Maldives to go ahead with takeover of GMR airport project
Male: Maldives on Tuesday asserted that it will go ahead with the takeover of the Male International Airport from GMR later this week and said they along with the Indian firm have "worked out" a plan to hand over the running of the airport "without any hiccups".
However, the Indian infrastructure major has denied that any deal for handing over the airport project has been worked out with Maldives.
"Yes, we will go ahead with the takeover of the Airport as planned and on schedule," President Mohamed Waheed's press secretary Masood Imad said.
Asked if the government would rope in police or military since GMR had earlier said it will continue to operate the airport, Imad said, "At this moment I do not see the possibility of having to apply any type of force, or police intervention.

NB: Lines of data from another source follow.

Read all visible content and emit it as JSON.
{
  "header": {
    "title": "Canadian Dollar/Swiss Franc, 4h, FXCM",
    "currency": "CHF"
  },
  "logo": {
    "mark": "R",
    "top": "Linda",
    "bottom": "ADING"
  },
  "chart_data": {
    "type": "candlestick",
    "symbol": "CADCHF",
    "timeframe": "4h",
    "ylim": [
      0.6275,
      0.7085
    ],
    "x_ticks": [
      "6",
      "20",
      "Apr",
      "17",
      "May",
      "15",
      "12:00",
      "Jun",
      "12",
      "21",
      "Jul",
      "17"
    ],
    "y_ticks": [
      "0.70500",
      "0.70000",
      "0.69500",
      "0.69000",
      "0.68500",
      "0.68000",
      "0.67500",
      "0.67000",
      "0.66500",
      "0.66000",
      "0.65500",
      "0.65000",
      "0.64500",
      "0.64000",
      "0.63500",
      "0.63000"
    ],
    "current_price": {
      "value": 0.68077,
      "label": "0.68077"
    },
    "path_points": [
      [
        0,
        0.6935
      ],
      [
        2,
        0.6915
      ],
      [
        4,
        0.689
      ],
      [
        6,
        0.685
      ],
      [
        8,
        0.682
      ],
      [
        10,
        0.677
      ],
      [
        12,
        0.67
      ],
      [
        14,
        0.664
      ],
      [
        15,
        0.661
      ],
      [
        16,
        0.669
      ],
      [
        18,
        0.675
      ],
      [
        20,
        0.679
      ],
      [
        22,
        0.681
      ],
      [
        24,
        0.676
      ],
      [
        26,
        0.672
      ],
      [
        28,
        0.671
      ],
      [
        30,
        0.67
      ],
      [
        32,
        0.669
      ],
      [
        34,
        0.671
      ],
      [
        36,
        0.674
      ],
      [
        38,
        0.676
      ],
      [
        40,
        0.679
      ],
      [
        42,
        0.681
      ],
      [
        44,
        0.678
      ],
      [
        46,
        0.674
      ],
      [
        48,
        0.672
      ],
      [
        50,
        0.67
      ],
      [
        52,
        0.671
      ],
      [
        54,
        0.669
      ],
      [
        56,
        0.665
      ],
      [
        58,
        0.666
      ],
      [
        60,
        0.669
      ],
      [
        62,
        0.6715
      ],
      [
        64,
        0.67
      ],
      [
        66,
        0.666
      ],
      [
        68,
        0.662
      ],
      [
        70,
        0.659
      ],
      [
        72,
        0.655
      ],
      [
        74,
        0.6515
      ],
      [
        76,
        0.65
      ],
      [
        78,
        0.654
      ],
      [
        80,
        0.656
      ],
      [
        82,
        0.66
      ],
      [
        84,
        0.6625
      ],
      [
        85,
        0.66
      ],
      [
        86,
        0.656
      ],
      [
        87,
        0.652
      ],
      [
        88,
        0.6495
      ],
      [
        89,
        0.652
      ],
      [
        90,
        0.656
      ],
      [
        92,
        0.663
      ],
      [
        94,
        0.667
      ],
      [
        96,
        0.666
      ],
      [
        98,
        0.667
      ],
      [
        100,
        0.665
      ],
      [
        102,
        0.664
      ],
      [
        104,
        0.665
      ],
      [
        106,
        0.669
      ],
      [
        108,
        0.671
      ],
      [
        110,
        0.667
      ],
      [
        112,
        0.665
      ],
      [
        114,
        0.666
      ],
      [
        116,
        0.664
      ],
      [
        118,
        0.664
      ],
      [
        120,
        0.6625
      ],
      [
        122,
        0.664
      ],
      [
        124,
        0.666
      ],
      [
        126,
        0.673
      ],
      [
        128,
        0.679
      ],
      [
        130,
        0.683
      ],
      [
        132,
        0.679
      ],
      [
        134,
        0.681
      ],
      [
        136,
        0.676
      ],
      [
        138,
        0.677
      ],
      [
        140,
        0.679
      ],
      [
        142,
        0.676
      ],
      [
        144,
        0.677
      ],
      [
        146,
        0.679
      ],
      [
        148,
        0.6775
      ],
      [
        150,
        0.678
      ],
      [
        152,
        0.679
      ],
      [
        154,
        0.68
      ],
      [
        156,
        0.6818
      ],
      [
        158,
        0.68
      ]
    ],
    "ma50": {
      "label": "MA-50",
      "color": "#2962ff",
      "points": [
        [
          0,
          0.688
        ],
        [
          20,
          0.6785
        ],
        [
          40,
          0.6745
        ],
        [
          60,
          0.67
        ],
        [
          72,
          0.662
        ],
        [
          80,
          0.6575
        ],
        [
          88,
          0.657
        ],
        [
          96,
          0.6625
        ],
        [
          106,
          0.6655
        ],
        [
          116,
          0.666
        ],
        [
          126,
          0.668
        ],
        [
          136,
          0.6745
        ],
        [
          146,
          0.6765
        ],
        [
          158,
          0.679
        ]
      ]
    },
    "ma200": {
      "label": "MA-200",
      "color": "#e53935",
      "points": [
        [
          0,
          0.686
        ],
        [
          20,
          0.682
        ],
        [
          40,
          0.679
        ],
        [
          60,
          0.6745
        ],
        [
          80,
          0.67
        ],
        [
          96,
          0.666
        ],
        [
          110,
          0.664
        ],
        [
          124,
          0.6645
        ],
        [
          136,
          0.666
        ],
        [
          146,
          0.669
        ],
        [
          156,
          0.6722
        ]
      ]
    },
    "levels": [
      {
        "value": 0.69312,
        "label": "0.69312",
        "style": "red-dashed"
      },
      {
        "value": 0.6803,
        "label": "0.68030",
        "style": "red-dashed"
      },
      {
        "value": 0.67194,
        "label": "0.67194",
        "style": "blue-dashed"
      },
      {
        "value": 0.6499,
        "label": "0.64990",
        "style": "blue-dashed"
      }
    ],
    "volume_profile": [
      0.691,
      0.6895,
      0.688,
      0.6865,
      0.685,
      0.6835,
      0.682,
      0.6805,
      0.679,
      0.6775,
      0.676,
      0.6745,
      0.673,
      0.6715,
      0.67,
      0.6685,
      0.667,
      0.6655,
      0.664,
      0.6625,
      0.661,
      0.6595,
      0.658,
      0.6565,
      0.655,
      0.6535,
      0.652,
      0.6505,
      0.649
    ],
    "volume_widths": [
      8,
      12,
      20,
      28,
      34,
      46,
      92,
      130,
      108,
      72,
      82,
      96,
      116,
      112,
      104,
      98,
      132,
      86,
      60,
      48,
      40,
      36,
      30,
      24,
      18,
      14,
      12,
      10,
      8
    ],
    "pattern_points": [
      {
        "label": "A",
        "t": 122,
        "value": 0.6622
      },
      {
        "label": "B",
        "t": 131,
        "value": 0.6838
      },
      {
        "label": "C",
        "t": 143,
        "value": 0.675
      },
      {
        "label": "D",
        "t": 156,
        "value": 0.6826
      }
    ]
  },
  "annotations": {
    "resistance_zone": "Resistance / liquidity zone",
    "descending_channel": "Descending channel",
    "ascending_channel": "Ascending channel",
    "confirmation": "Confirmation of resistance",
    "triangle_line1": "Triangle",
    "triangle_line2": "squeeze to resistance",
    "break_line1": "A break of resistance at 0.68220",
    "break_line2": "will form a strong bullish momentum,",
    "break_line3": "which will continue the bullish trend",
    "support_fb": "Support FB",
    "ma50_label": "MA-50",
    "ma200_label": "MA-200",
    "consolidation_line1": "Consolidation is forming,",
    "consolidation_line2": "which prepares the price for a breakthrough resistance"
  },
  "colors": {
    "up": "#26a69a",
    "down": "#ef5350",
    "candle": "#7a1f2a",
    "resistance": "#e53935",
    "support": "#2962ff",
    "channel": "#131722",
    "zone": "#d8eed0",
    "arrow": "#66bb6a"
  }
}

"The Acting Minister of Transport is in touch with the senior officials of GMR operations in the Airport and together they have worked out a plan to hand over the running of the airport without any hiccups".
However, GMR Male International Airport CEO Andrew Harrison said that no deal has been worked out but said a meeting did take place on Tuesday with the Maldivian authorities over the issue.
"The Singapore High Court has issued an injunction which clearly prevents MACL or the Government of Maldives or any of its agents from taking any action that interferes with GMIAL operating the airport.
"We remain resolute in our position and there is no question of an offer being made and certainly no question of any alleged offer being accepted as we will simply not agree to our rights nor the injunction being undermined in any way," he said.
Harrison said another meeting would take place on Wednesday. "The Acting Transport Minister explained that he was not a legal person and he would therefore arrange for his legal team to meet our lawyer tomorrow to go discuss the legal matters and in the meantime he stated that we should maintain dialogue," he said.
Meanwhile Imad said that they will compensate GMR. As per the contract signed in 2010 during the regime of previous President Mohamed Nasheed, Maldives would have to pay about USD 400 million in case of termination.
"Yes... Having said so, we have also engaged proactively on this issue of payments to GMR. I do not want to speculate on the figures and numbers at this time, I would rather (see) it be resolved in the Court," Imad said.
He added that Maldives will go ahead with arbitration over the issue of payments in a Singapore Court.
The Maldives government had on November 27 terminated the USD 500 million airport modernisation project handed over to GMR saying the agreement was "void" and was signed under "dubious" conditions.
Though the Singapore High Court had stayed the termination notice yesterday, Maldives has made it clear that they will not honour the order.